Immaginate di trovarvi a New York a Natale. L’albero del Rockefeller Center svetta maestoso, le persone ridono e intonano canti, lo skyline è illuminato a festa, da una strada all’altra potreste imbattervi in bastoncini di zucchero alti tre metri e nell’aria pungente si respira quell’atmosfera particolare che sa di panpepato e aspettative. Esiste un luogo in cui scappare dalla frenesia e rifugiarsi per un momento di tranquillità?

Sembrerebbe di no, ma la risposta ce l’ho io.

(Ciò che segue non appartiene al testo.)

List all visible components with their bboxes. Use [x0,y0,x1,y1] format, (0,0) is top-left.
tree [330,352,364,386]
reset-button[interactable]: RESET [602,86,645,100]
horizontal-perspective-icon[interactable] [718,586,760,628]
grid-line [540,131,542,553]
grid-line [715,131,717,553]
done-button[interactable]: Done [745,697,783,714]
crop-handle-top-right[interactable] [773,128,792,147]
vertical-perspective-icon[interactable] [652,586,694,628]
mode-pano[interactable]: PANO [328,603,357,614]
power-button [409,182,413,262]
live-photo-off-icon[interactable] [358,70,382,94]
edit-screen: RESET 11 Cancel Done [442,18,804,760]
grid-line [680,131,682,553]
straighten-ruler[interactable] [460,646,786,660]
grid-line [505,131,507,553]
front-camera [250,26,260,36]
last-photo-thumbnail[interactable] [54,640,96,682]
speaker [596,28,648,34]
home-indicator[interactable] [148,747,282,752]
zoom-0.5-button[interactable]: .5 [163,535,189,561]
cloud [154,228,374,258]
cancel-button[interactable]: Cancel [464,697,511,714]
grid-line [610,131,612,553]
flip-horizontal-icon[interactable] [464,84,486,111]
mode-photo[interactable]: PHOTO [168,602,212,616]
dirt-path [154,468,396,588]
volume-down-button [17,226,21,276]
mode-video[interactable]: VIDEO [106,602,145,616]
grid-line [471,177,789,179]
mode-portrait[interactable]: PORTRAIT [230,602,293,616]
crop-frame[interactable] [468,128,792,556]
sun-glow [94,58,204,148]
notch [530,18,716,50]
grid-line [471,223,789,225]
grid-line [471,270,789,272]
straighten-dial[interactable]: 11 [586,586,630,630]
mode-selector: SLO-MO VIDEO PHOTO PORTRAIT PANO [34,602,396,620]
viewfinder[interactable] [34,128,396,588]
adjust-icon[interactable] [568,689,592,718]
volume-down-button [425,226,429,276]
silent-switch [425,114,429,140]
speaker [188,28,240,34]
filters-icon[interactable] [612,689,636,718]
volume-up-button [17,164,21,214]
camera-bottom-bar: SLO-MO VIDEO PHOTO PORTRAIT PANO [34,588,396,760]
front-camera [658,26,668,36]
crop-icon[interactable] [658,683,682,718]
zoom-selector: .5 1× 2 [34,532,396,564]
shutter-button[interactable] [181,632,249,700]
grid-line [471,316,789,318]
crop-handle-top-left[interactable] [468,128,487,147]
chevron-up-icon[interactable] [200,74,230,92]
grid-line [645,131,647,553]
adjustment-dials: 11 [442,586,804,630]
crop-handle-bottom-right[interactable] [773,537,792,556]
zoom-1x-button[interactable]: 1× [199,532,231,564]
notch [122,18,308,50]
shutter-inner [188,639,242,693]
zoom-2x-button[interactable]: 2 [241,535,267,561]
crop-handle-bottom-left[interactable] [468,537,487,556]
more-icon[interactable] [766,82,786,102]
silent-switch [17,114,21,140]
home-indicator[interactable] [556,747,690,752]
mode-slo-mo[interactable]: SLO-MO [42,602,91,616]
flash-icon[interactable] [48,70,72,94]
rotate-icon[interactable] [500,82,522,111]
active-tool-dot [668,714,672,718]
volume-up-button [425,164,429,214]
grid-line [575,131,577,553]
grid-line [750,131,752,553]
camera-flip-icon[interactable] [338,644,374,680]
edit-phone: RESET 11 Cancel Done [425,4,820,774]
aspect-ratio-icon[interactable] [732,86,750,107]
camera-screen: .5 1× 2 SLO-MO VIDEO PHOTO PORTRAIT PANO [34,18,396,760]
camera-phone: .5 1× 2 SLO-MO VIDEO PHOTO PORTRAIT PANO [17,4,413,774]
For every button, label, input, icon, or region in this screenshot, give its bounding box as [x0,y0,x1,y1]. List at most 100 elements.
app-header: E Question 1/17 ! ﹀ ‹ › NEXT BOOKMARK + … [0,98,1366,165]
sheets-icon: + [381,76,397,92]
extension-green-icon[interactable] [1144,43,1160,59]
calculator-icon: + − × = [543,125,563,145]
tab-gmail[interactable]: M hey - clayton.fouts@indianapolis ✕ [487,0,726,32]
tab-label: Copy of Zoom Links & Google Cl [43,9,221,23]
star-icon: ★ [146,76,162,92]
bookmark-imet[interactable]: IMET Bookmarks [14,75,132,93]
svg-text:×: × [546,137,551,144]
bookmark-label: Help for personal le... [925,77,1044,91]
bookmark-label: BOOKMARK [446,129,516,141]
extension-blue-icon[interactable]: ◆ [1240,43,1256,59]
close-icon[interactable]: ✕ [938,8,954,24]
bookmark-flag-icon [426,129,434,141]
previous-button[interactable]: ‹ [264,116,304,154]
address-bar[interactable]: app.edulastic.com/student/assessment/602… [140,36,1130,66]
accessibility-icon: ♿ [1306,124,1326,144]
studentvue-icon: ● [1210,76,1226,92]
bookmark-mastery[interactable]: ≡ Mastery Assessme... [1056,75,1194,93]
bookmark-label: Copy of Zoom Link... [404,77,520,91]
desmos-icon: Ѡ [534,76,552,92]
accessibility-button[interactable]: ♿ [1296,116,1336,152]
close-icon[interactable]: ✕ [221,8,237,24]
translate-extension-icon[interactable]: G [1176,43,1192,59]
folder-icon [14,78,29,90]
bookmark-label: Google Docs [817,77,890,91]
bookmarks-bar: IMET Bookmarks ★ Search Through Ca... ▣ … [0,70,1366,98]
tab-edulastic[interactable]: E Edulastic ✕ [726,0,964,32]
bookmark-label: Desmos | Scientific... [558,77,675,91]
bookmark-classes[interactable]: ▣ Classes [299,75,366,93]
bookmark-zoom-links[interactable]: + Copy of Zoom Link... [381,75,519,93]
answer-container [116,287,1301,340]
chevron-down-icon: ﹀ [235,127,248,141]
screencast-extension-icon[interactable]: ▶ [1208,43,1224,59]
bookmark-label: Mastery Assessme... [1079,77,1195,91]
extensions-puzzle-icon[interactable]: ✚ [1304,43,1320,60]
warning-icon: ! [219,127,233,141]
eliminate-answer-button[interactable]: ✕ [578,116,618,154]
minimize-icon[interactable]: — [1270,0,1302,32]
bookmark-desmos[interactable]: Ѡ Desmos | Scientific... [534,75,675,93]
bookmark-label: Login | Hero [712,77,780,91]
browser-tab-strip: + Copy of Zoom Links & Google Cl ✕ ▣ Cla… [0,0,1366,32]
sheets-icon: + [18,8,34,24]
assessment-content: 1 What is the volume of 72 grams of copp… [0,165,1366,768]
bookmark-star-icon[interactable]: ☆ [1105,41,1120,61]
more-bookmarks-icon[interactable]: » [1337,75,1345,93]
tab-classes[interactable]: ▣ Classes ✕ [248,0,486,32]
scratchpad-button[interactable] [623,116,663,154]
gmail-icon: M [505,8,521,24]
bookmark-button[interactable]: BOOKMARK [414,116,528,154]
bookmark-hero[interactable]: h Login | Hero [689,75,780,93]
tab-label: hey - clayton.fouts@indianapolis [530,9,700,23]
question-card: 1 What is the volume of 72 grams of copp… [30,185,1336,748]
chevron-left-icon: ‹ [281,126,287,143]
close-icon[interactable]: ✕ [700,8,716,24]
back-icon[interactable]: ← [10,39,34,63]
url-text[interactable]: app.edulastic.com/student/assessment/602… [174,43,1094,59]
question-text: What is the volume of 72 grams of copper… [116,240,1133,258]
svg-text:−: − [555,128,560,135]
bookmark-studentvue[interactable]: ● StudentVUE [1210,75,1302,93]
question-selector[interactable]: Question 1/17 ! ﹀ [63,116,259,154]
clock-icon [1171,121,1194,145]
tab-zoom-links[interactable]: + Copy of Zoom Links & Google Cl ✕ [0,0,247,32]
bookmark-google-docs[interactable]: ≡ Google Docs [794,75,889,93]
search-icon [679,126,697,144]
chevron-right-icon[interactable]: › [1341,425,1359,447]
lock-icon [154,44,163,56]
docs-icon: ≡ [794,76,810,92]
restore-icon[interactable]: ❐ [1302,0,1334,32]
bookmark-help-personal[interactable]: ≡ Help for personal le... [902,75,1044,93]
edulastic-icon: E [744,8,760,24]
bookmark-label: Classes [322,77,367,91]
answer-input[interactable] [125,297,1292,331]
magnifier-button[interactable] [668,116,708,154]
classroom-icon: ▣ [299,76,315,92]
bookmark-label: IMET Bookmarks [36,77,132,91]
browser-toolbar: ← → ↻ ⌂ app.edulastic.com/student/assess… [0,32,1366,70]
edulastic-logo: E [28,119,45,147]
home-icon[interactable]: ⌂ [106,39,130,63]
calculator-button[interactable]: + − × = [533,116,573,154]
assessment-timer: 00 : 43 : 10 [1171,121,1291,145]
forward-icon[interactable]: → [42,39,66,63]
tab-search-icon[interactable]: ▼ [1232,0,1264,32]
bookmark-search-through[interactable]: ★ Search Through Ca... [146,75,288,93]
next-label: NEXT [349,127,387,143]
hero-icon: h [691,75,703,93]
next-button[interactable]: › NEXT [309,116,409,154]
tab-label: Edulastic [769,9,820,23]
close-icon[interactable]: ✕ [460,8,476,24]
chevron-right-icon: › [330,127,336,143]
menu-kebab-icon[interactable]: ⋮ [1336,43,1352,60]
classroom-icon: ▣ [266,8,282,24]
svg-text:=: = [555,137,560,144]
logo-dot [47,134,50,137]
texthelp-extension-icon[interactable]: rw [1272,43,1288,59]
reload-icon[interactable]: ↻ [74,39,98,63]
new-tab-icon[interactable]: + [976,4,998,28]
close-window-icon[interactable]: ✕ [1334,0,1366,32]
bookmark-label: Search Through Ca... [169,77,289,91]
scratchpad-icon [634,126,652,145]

Strand Bookstore, where books are loved

Wikicommons

La prima volta che ho sentito parlare della Strand è stato nel primo episodio di Dash & Lily, una miniserie tv Netflix basata sul romanzo Dash & Lily’s book of dares di Rachel Cohn e David Levithan, in cui due adolescenti iniziano a conoscersi tramite un quaderno rosso di sfide lasciato da Lily proprio tra gli scaffali della Strand.

La seconda volta, mentre leggevo New York. Metro per metro di Piero Armenti (Mondadori 2023) e scoprivo che una giovane Patti Smith aveva lavorato lì per alcuni mesi (ma non le era piaciuto).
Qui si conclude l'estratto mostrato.